Control of Endemic Methicillin-Resistant Staphylococcus aureus: A Cost-Benefit Analysis in an Intensive Care Unit

Author Affiliations

Author Affiliations: Department of Public Health (Drs Chaix, Durand-Zaleski, and Alberti), the Infection Control Unit and Medical Intensive Care Unit, Hôpital Henri Mondor (Dr Brun-Buisson), Créteil, France.

 

Caring for the Critically Ill Patient Section Editor: Deborah J. Cook, MD, Consulting Editor, JAMA. Advisory Board: David Bihari, MD; Christian Brun-Buisson, MD; Timothy Evans, MD; John Heffner, MD; Norman Paradis, MD.

JAMA. 1999;282(18):1745-1751. doi:10.1001/jama.282.18.1745
Abstract

Context Despite the success of some countries in controlling endemic methicillin-resistant Staphylococcus aureus (MRSA), such programs have not been implemented for some hospitals with endemic infection because of concerns that these programs would be costly and of limited benefit.

Objective To compare the costs and benefits of an MRSA control program in an endemic setting.

Design and Setting Case-control study conducted at a medical intensive care unit (ICU) of a French university hospital with a 4% prevalence of MRSA carriage at ICU admission.
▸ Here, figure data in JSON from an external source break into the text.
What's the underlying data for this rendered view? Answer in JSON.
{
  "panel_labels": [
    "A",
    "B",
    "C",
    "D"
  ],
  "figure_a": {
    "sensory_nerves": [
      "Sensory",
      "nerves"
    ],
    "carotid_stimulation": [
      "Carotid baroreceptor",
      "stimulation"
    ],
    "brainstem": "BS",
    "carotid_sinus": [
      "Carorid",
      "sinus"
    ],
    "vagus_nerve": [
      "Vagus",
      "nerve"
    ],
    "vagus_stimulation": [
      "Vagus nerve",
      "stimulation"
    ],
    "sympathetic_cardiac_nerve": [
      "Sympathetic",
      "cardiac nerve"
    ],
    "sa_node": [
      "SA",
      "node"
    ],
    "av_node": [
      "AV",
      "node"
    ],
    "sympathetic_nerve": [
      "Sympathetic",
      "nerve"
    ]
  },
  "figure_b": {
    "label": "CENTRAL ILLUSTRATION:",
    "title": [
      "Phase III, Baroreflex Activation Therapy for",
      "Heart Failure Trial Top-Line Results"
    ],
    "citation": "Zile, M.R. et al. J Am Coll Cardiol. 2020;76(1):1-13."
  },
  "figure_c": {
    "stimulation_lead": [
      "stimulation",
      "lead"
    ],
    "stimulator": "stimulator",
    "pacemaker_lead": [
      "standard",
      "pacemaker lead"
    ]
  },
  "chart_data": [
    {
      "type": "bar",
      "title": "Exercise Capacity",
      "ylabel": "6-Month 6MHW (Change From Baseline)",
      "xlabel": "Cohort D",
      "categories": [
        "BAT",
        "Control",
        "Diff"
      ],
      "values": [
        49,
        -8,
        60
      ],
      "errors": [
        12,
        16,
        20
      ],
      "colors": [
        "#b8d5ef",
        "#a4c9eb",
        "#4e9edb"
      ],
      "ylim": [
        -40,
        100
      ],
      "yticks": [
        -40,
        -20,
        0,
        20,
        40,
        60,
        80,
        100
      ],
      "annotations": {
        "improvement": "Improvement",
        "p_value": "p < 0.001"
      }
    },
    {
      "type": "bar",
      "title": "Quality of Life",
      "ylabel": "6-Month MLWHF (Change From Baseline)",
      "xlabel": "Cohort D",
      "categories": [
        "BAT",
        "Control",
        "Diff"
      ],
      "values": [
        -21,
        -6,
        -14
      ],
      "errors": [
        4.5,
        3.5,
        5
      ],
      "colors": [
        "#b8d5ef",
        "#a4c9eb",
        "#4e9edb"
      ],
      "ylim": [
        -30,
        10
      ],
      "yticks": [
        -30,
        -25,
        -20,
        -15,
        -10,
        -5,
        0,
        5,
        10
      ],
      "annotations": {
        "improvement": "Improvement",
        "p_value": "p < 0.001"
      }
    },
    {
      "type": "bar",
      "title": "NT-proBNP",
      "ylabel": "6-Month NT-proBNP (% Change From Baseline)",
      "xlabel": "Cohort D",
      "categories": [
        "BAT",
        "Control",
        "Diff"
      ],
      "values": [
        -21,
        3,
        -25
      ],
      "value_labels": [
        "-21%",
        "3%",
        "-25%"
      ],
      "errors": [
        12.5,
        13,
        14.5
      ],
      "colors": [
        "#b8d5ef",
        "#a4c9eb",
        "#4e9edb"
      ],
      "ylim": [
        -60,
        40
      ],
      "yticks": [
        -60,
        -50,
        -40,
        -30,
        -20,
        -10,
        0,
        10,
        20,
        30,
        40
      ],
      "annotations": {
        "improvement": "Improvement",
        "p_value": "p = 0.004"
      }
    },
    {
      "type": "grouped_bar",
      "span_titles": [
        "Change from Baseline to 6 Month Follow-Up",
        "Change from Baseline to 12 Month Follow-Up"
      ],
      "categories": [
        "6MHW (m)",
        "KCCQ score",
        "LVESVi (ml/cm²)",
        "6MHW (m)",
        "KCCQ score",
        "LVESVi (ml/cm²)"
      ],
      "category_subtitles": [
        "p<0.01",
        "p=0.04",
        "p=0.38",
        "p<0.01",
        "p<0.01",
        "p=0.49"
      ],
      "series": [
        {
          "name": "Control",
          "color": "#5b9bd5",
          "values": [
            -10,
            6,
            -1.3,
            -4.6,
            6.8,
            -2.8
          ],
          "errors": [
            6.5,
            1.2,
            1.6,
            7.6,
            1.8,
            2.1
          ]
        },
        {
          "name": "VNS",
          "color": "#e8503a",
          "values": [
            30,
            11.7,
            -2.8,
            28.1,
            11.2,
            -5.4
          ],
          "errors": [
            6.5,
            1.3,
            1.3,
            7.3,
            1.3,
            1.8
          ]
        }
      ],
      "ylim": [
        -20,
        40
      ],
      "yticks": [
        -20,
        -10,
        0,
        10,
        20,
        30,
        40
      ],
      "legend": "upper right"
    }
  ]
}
Patients Twenty-seven randomly selected patients who had ICU-acquired MRSA infection between January 1993 and June 1997, matched to 27 controls hospitalized during the same period without MRSA infection.
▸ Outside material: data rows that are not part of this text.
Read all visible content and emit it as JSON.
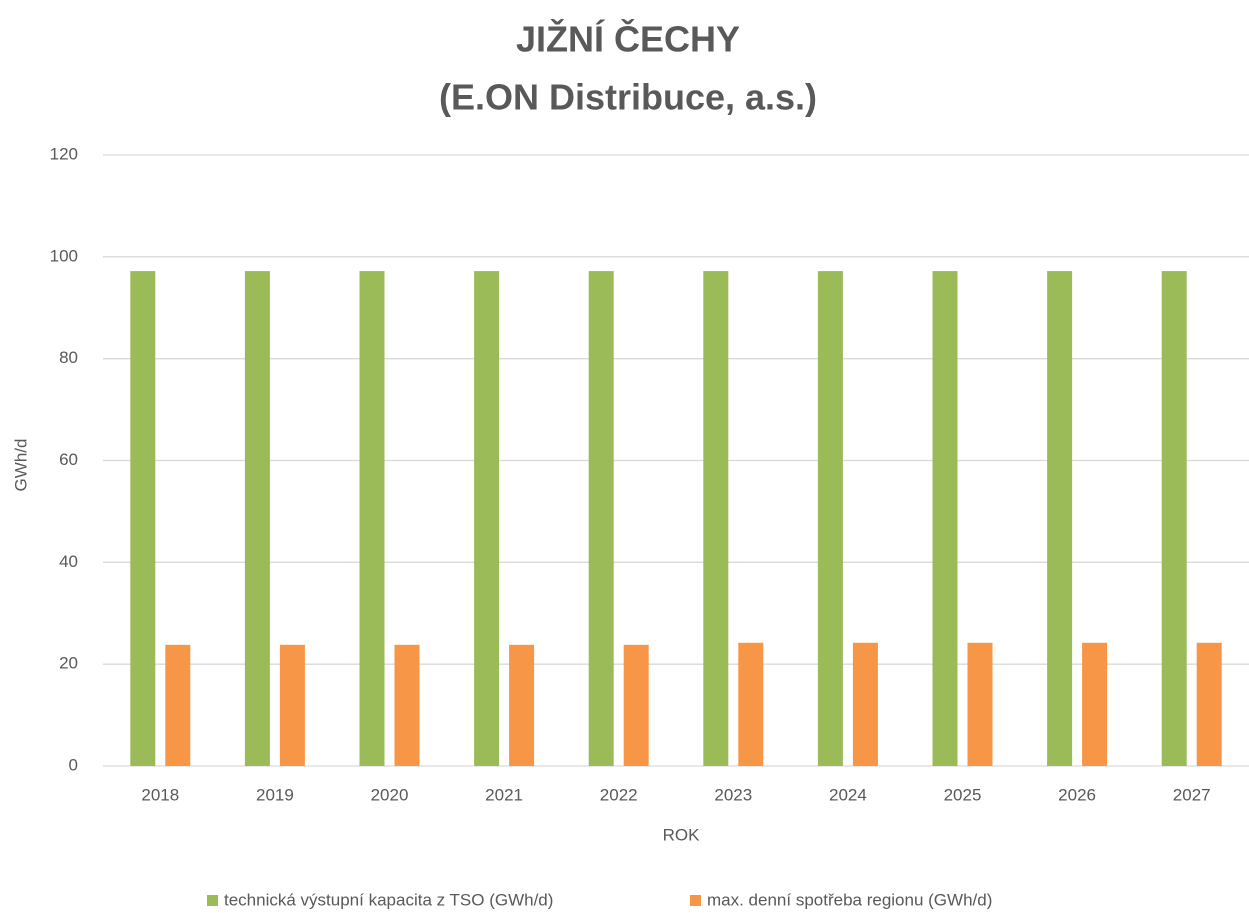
{
  "chart_data": {
    "type": "bar",
    "title": "JIŽNÍ ČECHY",
    "subtitle": "(E.ON Distribuce, a.s.)",
    "x_label": "ROK",
    "y_label": "GWh/d",
    "categories": [
      "2018",
      "2019",
      "2020",
      "2021",
      "2022",
      "2023",
      "2024",
      "2025",
      "2026",
      "2027"
    ],
    "series": [
      {
        "name": "technická výstupní kapacita z TSO (GWh/d)",
        "color": "#9bbb59",
        "values": [
          97.2,
          97.2,
          97.2,
          97.2,
          97.2,
          97.2,
          97.2,
          97.2,
          97.2,
          97.2
        ]
      },
      {
        "name": "max. denní spotřeba regionu (GWh/d)",
        "color": "#f79646",
        "values": [
          23.8,
          23.8,
          23.8,
          23.8,
          23.8,
          24.2,
          24.2,
          24.2,
          24.2,
          24.2
        ]
      }
    ],
    "ylim": [
      0,
      120
    ],
    "yticks": [
      0,
      20,
      40,
      60,
      80,
      100,
      120
    ],
    "grid": true,
    "legend": "bottom"
  }
}
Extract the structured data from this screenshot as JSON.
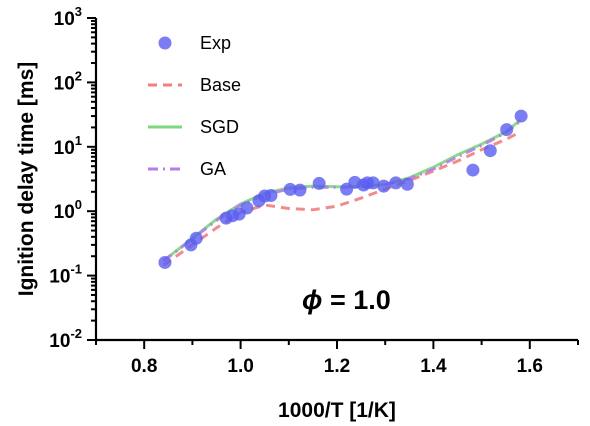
{
  "chart_data": {
    "type": "scatter",
    "xlabel": "1000/T [1/K]",
    "ylabel": "Ignition delay time [ms]",
    "xlim": [
      0.7,
      1.7
    ],
    "ylim_log10": [
      -2,
      3
    ],
    "y_scale": "log",
    "x_ticks": [
      "0.8",
      "1.0",
      "1.2",
      "1.4",
      "1.6"
    ],
    "y_ticks": [
      {
        "base": "10",
        "exp": "-2"
      },
      {
        "base": "10",
        "exp": "-1"
      },
      {
        "base": "10",
        "exp": "0"
      },
      {
        "base": "10",
        "exp": "1"
      },
      {
        "base": "10",
        "exp": "2"
      },
      {
        "base": "10",
        "exp": "3"
      }
    ],
    "annotation": {
      "phi": "ϕ",
      "rest": " = 1.0"
    },
    "legend_position": "top-left",
    "series": [
      {
        "name": "Exp",
        "kind": "points",
        "color": "#5a5ef0",
        "points": [
          [
            0.843,
            0.16
          ],
          [
            0.897,
            0.3
          ],
          [
            0.908,
            0.38
          ],
          [
            0.97,
            0.78
          ],
          [
            0.983,
            0.85
          ],
          [
            0.997,
            0.9
          ],
          [
            1.013,
            1.12
          ],
          [
            1.038,
            1.45
          ],
          [
            1.05,
            1.72
          ],
          [
            1.063,
            1.75
          ],
          [
            1.103,
            2.18
          ],
          [
            1.123,
            2.12
          ],
          [
            1.163,
            2.7
          ],
          [
            1.22,
            2.2
          ],
          [
            1.237,
            2.8
          ],
          [
            1.255,
            2.55
          ],
          [
            1.263,
            2.75
          ],
          [
            1.275,
            2.75
          ],
          [
            1.297,
            2.45
          ],
          [
            1.322,
            2.75
          ],
          [
            1.346,
            2.62
          ],
          [
            1.482,
            4.35
          ],
          [
            1.518,
            8.7
          ],
          [
            1.552,
            18.5
          ],
          [
            1.582,
            30.0
          ]
        ]
      },
      {
        "name": "Base",
        "kind": "line",
        "color": "#f08080",
        "dash": "dash",
        "points": [
          [
            0.84,
            0.145
          ],
          [
            0.9,
            0.3
          ],
          [
            0.95,
            0.55
          ],
          [
            1.0,
            0.95
          ],
          [
            1.05,
            1.25
          ],
          [
            1.1,
            1.1
          ],
          [
            1.15,
            1.05
          ],
          [
            1.2,
            1.2
          ],
          [
            1.25,
            1.6
          ],
          [
            1.3,
            2.2
          ],
          [
            1.35,
            3.0
          ],
          [
            1.4,
            4.2
          ],
          [
            1.45,
            6.0
          ],
          [
            1.5,
            9.0
          ],
          [
            1.55,
            13.0
          ],
          [
            1.58,
            17.0
          ]
        ]
      },
      {
        "name": "SGD",
        "kind": "line",
        "color": "#7bd97b",
        "dash": "solid",
        "points": [
          [
            0.84,
            0.17
          ],
          [
            0.9,
            0.38
          ],
          [
            0.95,
            0.75
          ],
          [
            1.0,
            1.3
          ],
          [
            1.05,
            1.9
          ],
          [
            1.1,
            2.3
          ],
          [
            1.15,
            2.45
          ],
          [
            1.2,
            2.4
          ],
          [
            1.25,
            2.4
          ],
          [
            1.3,
            2.6
          ],
          [
            1.35,
            3.3
          ],
          [
            1.4,
            4.8
          ],
          [
            1.45,
            7.5
          ],
          [
            1.5,
            11.0
          ],
          [
            1.55,
            17.0
          ],
          [
            1.58,
            26.0
          ]
        ]
      },
      {
        "name": "GA",
        "kind": "line",
        "color": "#b77ce8",
        "dash": "dashdot",
        "points": [
          [
            0.84,
            0.17
          ],
          [
            0.9,
            0.37
          ],
          [
            0.95,
            0.72
          ],
          [
            1.0,
            1.25
          ],
          [
            1.05,
            1.8
          ],
          [
            1.1,
            2.2
          ],
          [
            1.15,
            2.35
          ],
          [
            1.2,
            2.35
          ],
          [
            1.25,
            2.4
          ],
          [
            1.3,
            2.6
          ],
          [
            1.35,
            3.2
          ],
          [
            1.4,
            4.5
          ],
          [
            1.45,
            7.0
          ],
          [
            1.5,
            10.5
          ],
          [
            1.55,
            16.5
          ],
          [
            1.58,
            25.0
          ]
        ]
      }
    ]
  }
}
Main Outcome Measures Intensive care unit costs attributable to MRSA infection, computed from excess therapeutic intensity in cases using estimates from a cost model derived in the same ICU, were compared with costs of the control program, derived from time-motion study of nurses and physicians. The threshold for MRSA carriage that would make the control strategy dominant was determined; sensitivity analyses varied rates of MRSA transmission and ratio of infection to transmission, length of ICU stay, and costs of isolation precautions.
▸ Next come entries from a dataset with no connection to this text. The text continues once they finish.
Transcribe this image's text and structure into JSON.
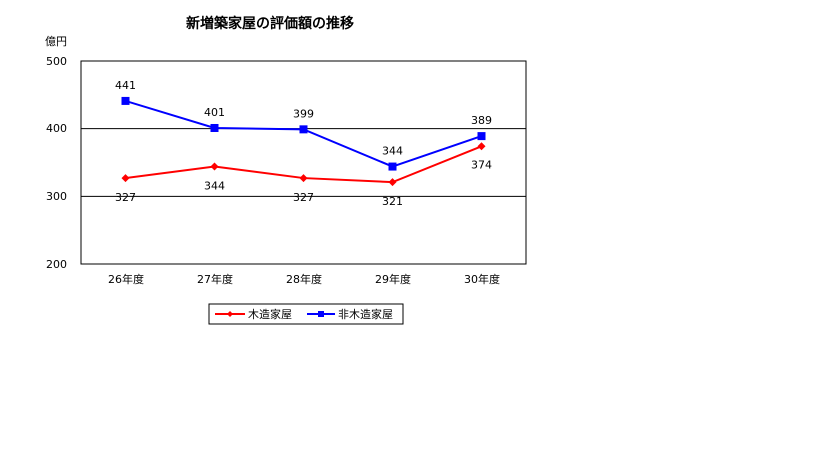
{
  "chart_data": {
    "type": "line",
    "title": "新増築家屋の評価額の推移",
    "unit_label": "億円",
    "categories": [
      "26年度",
      "27年度",
      "28年度",
      "29年度",
      "30年度"
    ],
    "y_ticks": [
      "500",
      "400",
      "300",
      "200"
    ],
    "ylim": [
      200,
      500
    ],
    "grid": true,
    "legend_position": "bottom",
    "series": [
      {
        "name": "木造家屋",
        "values": [
          327,
          344,
          327,
          321,
          374
        ],
        "color": "#ff0000",
        "marker": "diamond",
        "labels": [
          "327",
          "344",
          "327",
          "321",
          "374"
        ]
      },
      {
        "name": "非木造家屋",
        "values": [
          441,
          401,
          399,
          344,
          389
        ],
        "color": "#0000ff",
        "marker": "square",
        "labels": [
          "441",
          "401",
          "399",
          "344",
          "389"
        ]
      }
    ]
  }
}
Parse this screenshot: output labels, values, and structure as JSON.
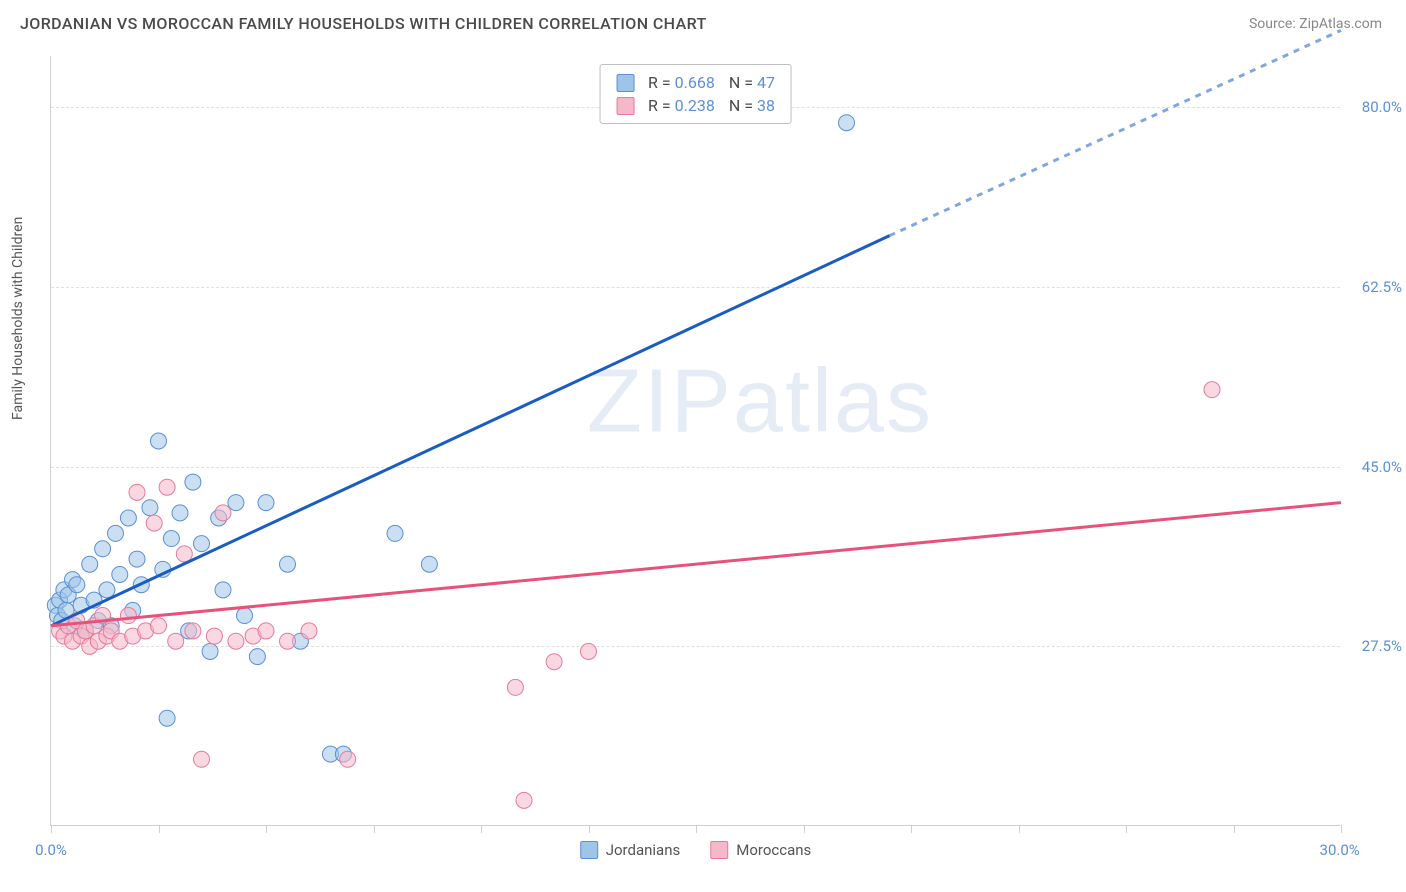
{
  "header": {
    "title": "JORDANIAN VS MOROCCAN FAMILY HOUSEHOLDS WITH CHILDREN CORRELATION CHART",
    "source": "Source: ZipAtlas.com"
  },
  "chart": {
    "type": "scatter",
    "y_axis_label": "Family Households with Children",
    "xlim": [
      0,
      30
    ],
    "ylim": [
      10,
      85
    ],
    "x_ticks": [
      0,
      2.5,
      5,
      7.5,
      10,
      12.5,
      15,
      17.5,
      20,
      22.5,
      25,
      27.5,
      30
    ],
    "x_tick_labels": {
      "0": "0.0%",
      "30": "30.0%"
    },
    "y_ticks": [
      27.5,
      45.0,
      62.5,
      80.0
    ],
    "y_tick_labels": [
      "27.5%",
      "45.0%",
      "62.5%",
      "80.0%"
    ],
    "background_color": "#ffffff",
    "grid_color": "#e0e0e0",
    "axis_color": "#d0d0d0",
    "tick_label_color": "#5b8fd6",
    "marker_radius": 8,
    "marker_opacity": 0.55,
    "series": [
      {
        "name": "Jordanians",
        "color_fill": "#9ec5e8",
        "color_stroke": "#5b8fd6",
        "R": "0.668",
        "N": "47",
        "trend": {
          "x0": 0,
          "y0": 29.5,
          "x1": 19.5,
          "y1": 67.5,
          "dash_from_x": 19.5,
          "dash_to_x": 30,
          "dash_to_y": 87.5,
          "color": "#1a5cc4",
          "width": 3
        },
        "points": [
          [
            0.1,
            31.5
          ],
          [
            0.15,
            30.5
          ],
          [
            0.2,
            32.0
          ],
          [
            0.25,
            30.0
          ],
          [
            0.3,
            33.0
          ],
          [
            0.35,
            31.0
          ],
          [
            0.4,
            32.5
          ],
          [
            0.5,
            34.0
          ],
          [
            0.55,
            29.5
          ],
          [
            0.6,
            33.5
          ],
          [
            0.7,
            31.5
          ],
          [
            0.8,
            29.0
          ],
          [
            0.9,
            35.5
          ],
          [
            1.0,
            32.0
          ],
          [
            1.1,
            30.0
          ],
          [
            1.2,
            37.0
          ],
          [
            1.3,
            33.0
          ],
          [
            1.4,
            29.5
          ],
          [
            1.5,
            38.5
          ],
          [
            1.6,
            34.5
          ],
          [
            1.8,
            40.0
          ],
          [
            1.9,
            31.0
          ],
          [
            2.0,
            36.0
          ],
          [
            2.1,
            33.5
          ],
          [
            2.3,
            41.0
          ],
          [
            2.5,
            47.5
          ],
          [
            2.6,
            35.0
          ],
          [
            2.7,
            20.5
          ],
          [
            2.8,
            38.0
          ],
          [
            3.0,
            40.5
          ],
          [
            3.2,
            29.0
          ],
          [
            3.3,
            43.5
          ],
          [
            3.5,
            37.5
          ],
          [
            3.7,
            27.0
          ],
          [
            3.9,
            40.0
          ],
          [
            4.0,
            33.0
          ],
          [
            4.3,
            41.5
          ],
          [
            4.5,
            30.5
          ],
          [
            4.8,
            26.5
          ],
          [
            5.0,
            41.5
          ],
          [
            5.5,
            35.5
          ],
          [
            5.8,
            28.0
          ],
          [
            6.5,
            17.0
          ],
          [
            8.0,
            38.5
          ],
          [
            8.8,
            35.5
          ],
          [
            18.5,
            78.5
          ],
          [
            6.8,
            17.0
          ]
        ]
      },
      {
        "name": "Moroccans",
        "color_fill": "#f5b8c8",
        "color_stroke": "#e77a9a",
        "R": "0.238",
        "N": "38",
        "trend": {
          "x0": 0,
          "y0": 29.5,
          "x1": 30,
          "y1": 41.5,
          "color": "#e7527a",
          "width": 3
        },
        "points": [
          [
            0.2,
            29.0
          ],
          [
            0.3,
            28.5
          ],
          [
            0.4,
            29.5
          ],
          [
            0.5,
            28.0
          ],
          [
            0.6,
            30.0
          ],
          [
            0.7,
            28.5
          ],
          [
            0.8,
            29.0
          ],
          [
            0.9,
            27.5
          ],
          [
            1.0,
            29.5
          ],
          [
            1.1,
            28.0
          ],
          [
            1.2,
            30.5
          ],
          [
            1.3,
            28.5
          ],
          [
            1.4,
            29.0
          ],
          [
            1.6,
            28.0
          ],
          [
            1.8,
            30.5
          ],
          [
            1.9,
            28.5
          ],
          [
            2.0,
            42.5
          ],
          [
            2.2,
            29.0
          ],
          [
            2.4,
            39.5
          ],
          [
            2.5,
            29.5
          ],
          [
            2.7,
            43.0
          ],
          [
            2.9,
            28.0
          ],
          [
            3.1,
            36.5
          ],
          [
            3.3,
            29.0
          ],
          [
            3.5,
            16.5
          ],
          [
            3.8,
            28.5
          ],
          [
            4.0,
            40.5
          ],
          [
            4.3,
            28.0
          ],
          [
            4.7,
            28.5
          ],
          [
            5.0,
            29.0
          ],
          [
            5.5,
            28.0
          ],
          [
            6.0,
            29.0
          ],
          [
            6.9,
            16.5
          ],
          [
            10.8,
            23.5
          ],
          [
            11.7,
            26.0
          ],
          [
            12.5,
            27.0
          ],
          [
            11.0,
            12.5
          ],
          [
            27.0,
            52.5
          ]
        ]
      }
    ],
    "legend_bottom": [
      {
        "label": "Jordanians",
        "fill": "#9ec5e8",
        "stroke": "#5b8fd6"
      },
      {
        "label": "Moroccans",
        "fill": "#f5b8c8",
        "stroke": "#e77a9a"
      }
    ],
    "watermark": {
      "zip": "ZIP",
      "atlas": "atlas"
    }
  }
}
Results The mean cost attributable to MRSA infection was US $9275 (median, $5885; interquartile range, $1400-$16,720). Total costs of the control program ranged from $340 to $1480 per patient. A 14% reduction in MRSA infection rate resulted in the control program being beneficial. In sensitivity analyses, the control strategy was dominant for a prevalence of MRSA carriage on ICU admission ranging from 1% to 7%, depending on costs of control measures and MRSA transmission, for infection rates greater than 50% following transmission.

Conclusions In this example of a hospital with endemic MRSA infection, selective screening and isolation of carriers on ICU admission are beneficial compared with no isolation.